The idea of challenging “the system” and dismantling much of the federal government doesn’t sound so bad to many people living in fentanyl-ravaged communities, unable to afford decent housing and paying astronomical prices for food. Drawing their political information largely from social media, alternative podcasts, and heavily biased private television and radio stations like Fox News, they see “the system” as rigged against them, dominated by incompetent Democrats who care more about immigrants and transgender people than they do about ordinary, patriotic Americans. This set of beliefs is summed up in the Trump campaign’s most successful TV ad: “Kamala for them, President Trump for you.”

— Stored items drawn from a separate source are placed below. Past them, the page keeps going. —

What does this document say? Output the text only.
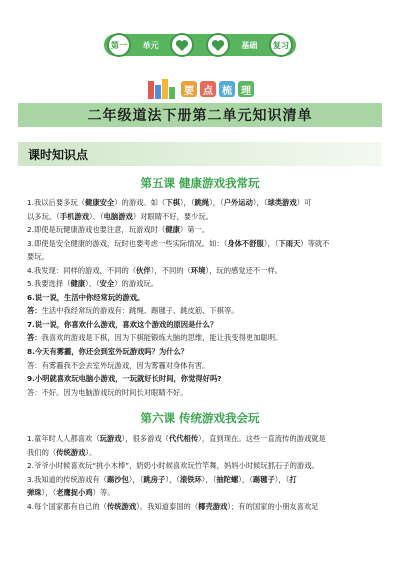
第一 单元	基础 复习
要 点 梳 理
二年级道法下册第二单元知识清单
课时知识点
第五课 健康游戏我常玩

1.我以后要多玩（健康安全）的游戏。如（下棋），（跳绳），（户外运动），（球类游戏）可

以多玩。（手机游戏）、（电脑游戏）对眼睛不好，要少玩。

2.即使是玩健康游戏也要注意，玩游戏时（健康）第一。

3.即使是安全健康的游戏，玩时也要考虑一些实际情况。如：（身体不舒服），（下雨天）等就不

要玩。

4.我发现：同样的游戏，不同的（伙伴），不同的（环境），玩的感觉还不一样。

5.我要选择（健康）、（安全）的游戏玩。

6.说一说，生活中你经常玩的游戏。

答：生活中我经常玩的游戏有：跳绳、踢毽子、跳皮筋、下棋等。

7.说一说，你喜欢什么游戏，喜欢这个游戏的原因是什么？

答：我喜欢的游戏是下棋，因为下棋能锻炼大脑的思维，能让我变得更加聪明。

8.今天有雾霾，你还会到室外玩游戏吗？为什么？

答：有雾霾我不会去室外玩游戏，因为雾霾对身体有害。

9.小明就喜欢玩电脑小游戏，一玩就好长时间，你觉得好吗?

答：不好。因为电脑游戏玩的时间长对眼睛不好。

第六课 传统游戏我会玩

1.童年时人人都喜欢（玩游戏），很多游戏（代代相传），直到现在。这些一直流传的游戏就是

我们的（传统游戏）。

2.爷爷小时候喜欢玩“挑小木棒”，奶奶小时候喜欢玩竹竿舞，妈妈小时候玩抓石子的游戏。

3.我知道的传统游戏有（踢沙包），（跳房子），（滚铁环），（抽陀螺），（踢毽子），（打

弹珠），（老鹰捉小鸡）等。

4.每个国家都有自己的（传统游戏）。我知道泰国的（椰壳游戏）；有的国家的小朋友喜欢足
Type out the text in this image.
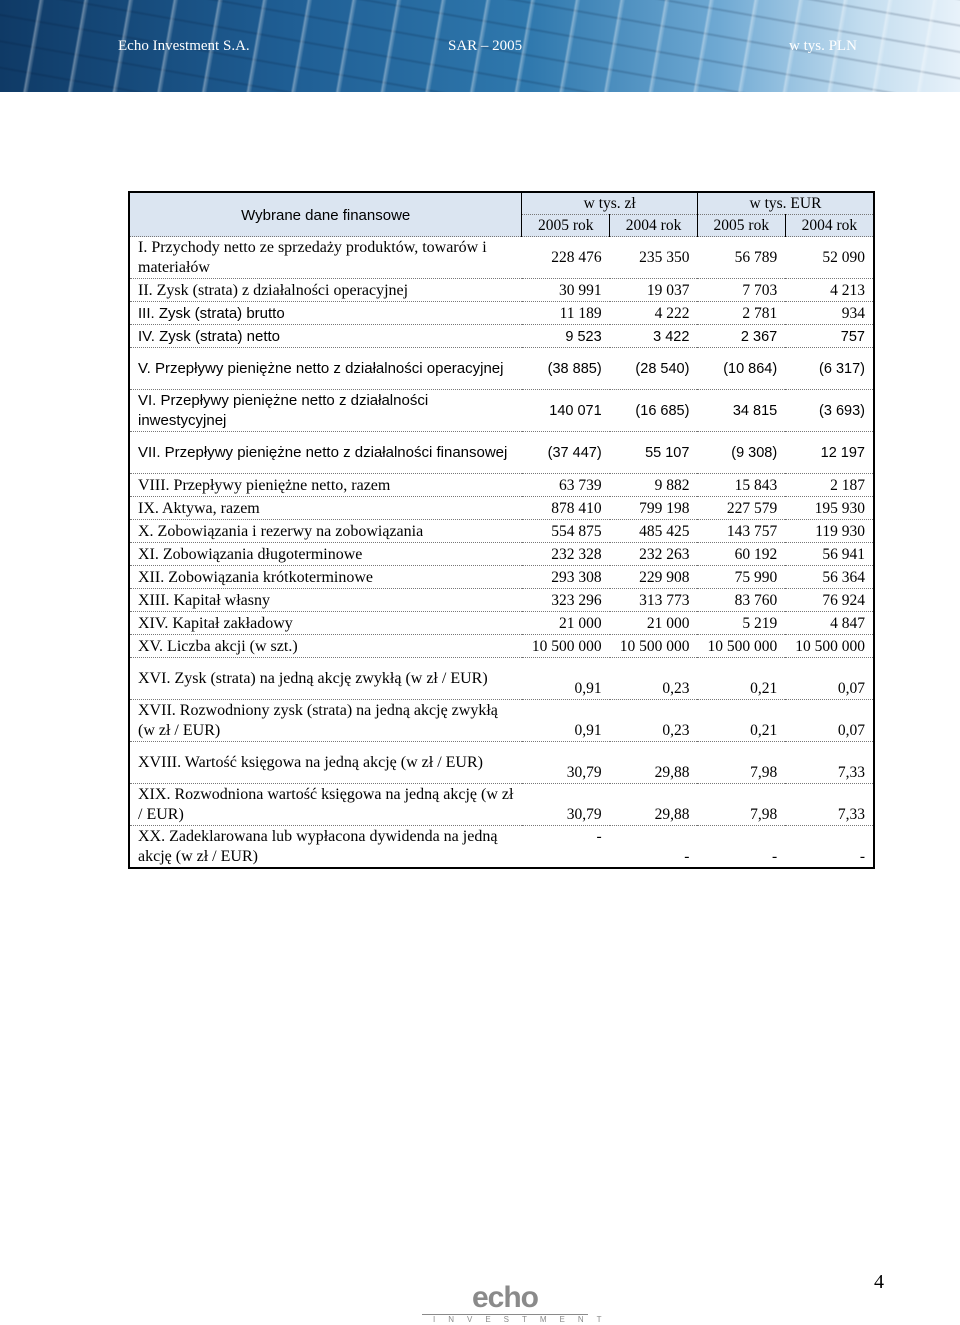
Echo Investment S.A.	SAR – 2005	w tys. PLN
Wybrane dane finansowe	w tys. zł		w tys. EUR	
	2005 rok	2004 rok	2005 rok	2004 rok
I. Przychody netto ze sprzedaży produktów, towarów i materiałów	228 476	235 350	56 789	52 090
II. Zysk (strata) z działalności operacyjnej	30 991	19 037	7 703	4 213
III. Zysk (strata) brutto	11 189	4 222	2 781	934
IV. Zysk (strata) netto	9 523	3 422	2 367	757
V. Przepływy pieniężne netto z działalności operacyjnej	(38 885)	(28 540)	(10 864)	(6 317)
VI. Przepływy pieniężne netto z działalności inwestycyjnej	140 071	(16 685)	34 815	(3 693)
VII. Przepływy pieniężne netto z działalności finansowej	(37 447)	55 107	(9 308)	12 197
VIII. Przepływy pieniężne netto, razem	63 739	9 882	15 843	2 187
IX. Aktywa, razem	878 410	799 198	227 579	195 930
X. Zobowiązania i rezerwy na zobowiązania	554 875	485 425	143 757	119 930
XI. Zobowiązania długoterminowe	232 328	232 263	60 192	56 941
XII. Zobowiązania krótkoterminowe	293 308	229 908	75 990	56 364
XIII. Kapitał własny	323 296	313 773	83 760	76 924
XIV. Kapitał zakładowy	21 000	21 000	5 219	4 847
XV. Liczba akcji (w szt.)	10 500 000	10 500 000	10 500 000	10 500 000
XVI. Zysk (strata) na jedną akcję zwykłą (w zł / EUR)	0,91	0,23	0,21	0,07
XVII. Rozwodniony zysk (strata) na jedną akcję zwykłą (w zł / EUR)	0,91	0,23	0,21	0,07
XVIII. Wartość księgowa na jedną akcję (w zł / EUR)	30,79	29,88	7,98	7,33
XIX. Rozwodniona wartość księgowa na jedną akcję (w zł / EUR)	30,79	29,88	7,98	7,33
XX. Zadeklarowana lub wypłacona dywidenda na jedną akcję (w zł / EUR)	-	-	-	-
4
echo
INVESTMENT
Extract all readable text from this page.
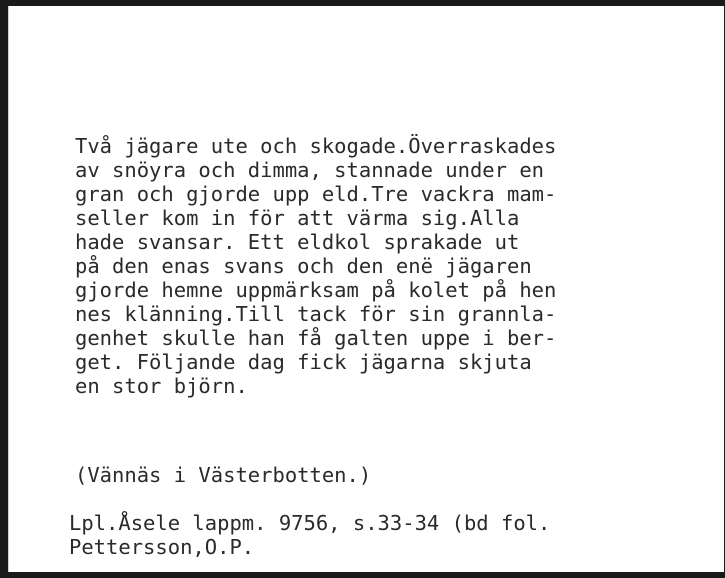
Två jägare ute och skogade.Överraskades
av snöyra och dimma, stannade under en
gran och gjorde upp eld.Tre vackra mam-
seller kom in för att värma sig.Alla
hade svansar. Ett eldkol sprakade ut
på den enas svans och den enë jägaren
gjorde hemne uppmärksam på kolet på hen
nes klänning.Till tack för sin grannla-
genhet skulle han få galten uppe i ber-
get. Följande dag fick jägarna skjuta
en stor björn.
(Vännäs i Västerbotten.)
Lpl.Åsele lappm. 9756, s.33-34 (bd fol.
Pettersson,O.P.
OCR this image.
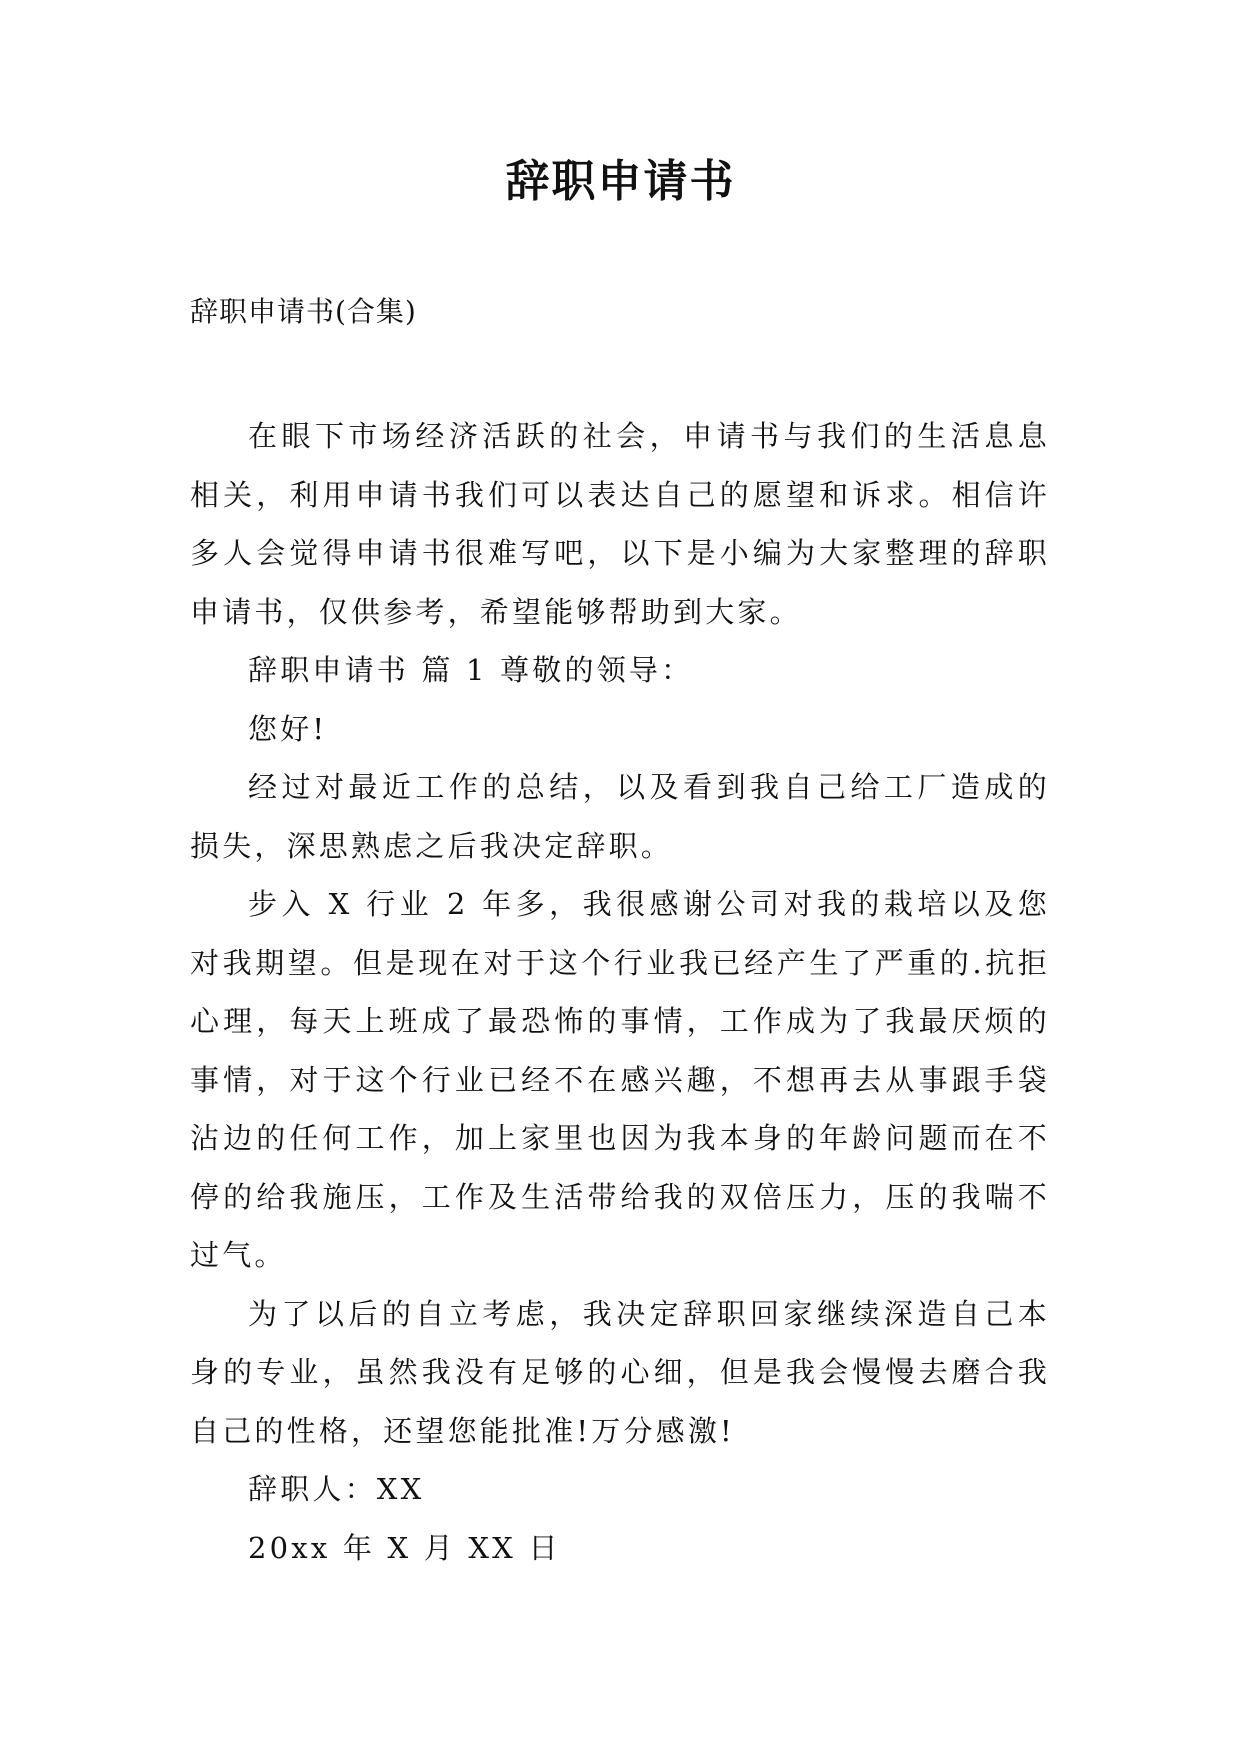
辞职申请书
辞职申请书(合集)

在眼下市场经济活跃的社会，申请书与我们的生活息息相关，利用申请书我们可以表达自己的愿望和诉求。相信许多人会觉得申请书很难写吧，以下是小编为大家整理的辞职申请书，仅供参考，希望能够帮助到大家。

辞职申请书 篇 1 尊敬的领导：

您好!

经过对最近工作的总结，以及看到我自己给工厂造成的损失，深思熟虑之后我决定辞职。

步入 X 行业 2 年多，我很感谢公司对我的栽培以及您对我期望。但是现在对于这个行业我已经产生了严重的.抗拒心理，每天上班成了最恐怖的事情，工作成为了我最厌烦的事情，对于这个行业已经不在感兴趣，不想再去从事跟手袋沾边的任何工作，加上家里也因为我本身的年龄问题而在不停的给我施压，工作及生活带给我的双倍压力，压的我喘不过气。

为了以后的自立考虑，我决定辞职回家继续深造自己本身的专业，虽然我没有足够的心细，但是我会慢慢去磨合我自己的性格，还望您能批准!万分感激!

辞职人：XX

20xx 年 X 月 XX 日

What these sources fail to note, in particular, is that a massive federal government shutdown would threaten the food stamps, disability benefits, Social Security, and Medicare that many of these voters still depend on. In 2010, protesters against the Affordable Care Act held signs that read “Hands off the government from my health insurance.” As for the “techno-optimism” of the Sunday Nietzscheans, it has found an enthusiastic audience among young Americans, often cryptocurrency holders, who today band together under the name “Tech Bros.” Fans of podcaster Joe Rogan and the far-right internet "philosopher" known as the "Bronze Age Pervert", they glorify bodybuilding, extreme sports such as MMA, "Paleolithic" diets - based, among other things, on raw beef liver -, dubious health supplements and survival. Their culture is homoerotic, deeply misogynistic - they encourage women to stay home and adopt a "traditional" lifestyle - and tainted by all manner of conspiracy theories. Part of their imagination is focused on an imagined image of ancient Rome - similar to "Caesar's Palace" in Las Vegas. An aesthetic that culminates in the chaotic use of capital Latin letters in the slogan "RETVRN". Needless to say, they would be happy to see an American Caesar emerge—they would have to settle for Caligula. It’s hard to gauge the scale of the phenomenon, but Joe Rogan, the most popular podcaster in the United States today, has 14.5 million Spotify subscribers.

Even if this public support proves fleeting, Musk, Thiel, and their followers have already implanted radically anti-democratic ideas into the upper echelons of the American government, some of which are completely at odds with the principles on which American society is founded.

The very fact that their ideology has gained any credibility in mainstream Republican circles—and among some segments of the general public—should worry us. A major crisis, which Trump’s ignorant and stubborn style of governing makes all too likely, could give them a new meaning—even to the point of crossing the line. For now, no techno-Caesar stands near the shores of the American Rubicon. But who knows what will happen in a few years? Money decides everything, and American oligarchs have more of it than Croesus himself could dream of.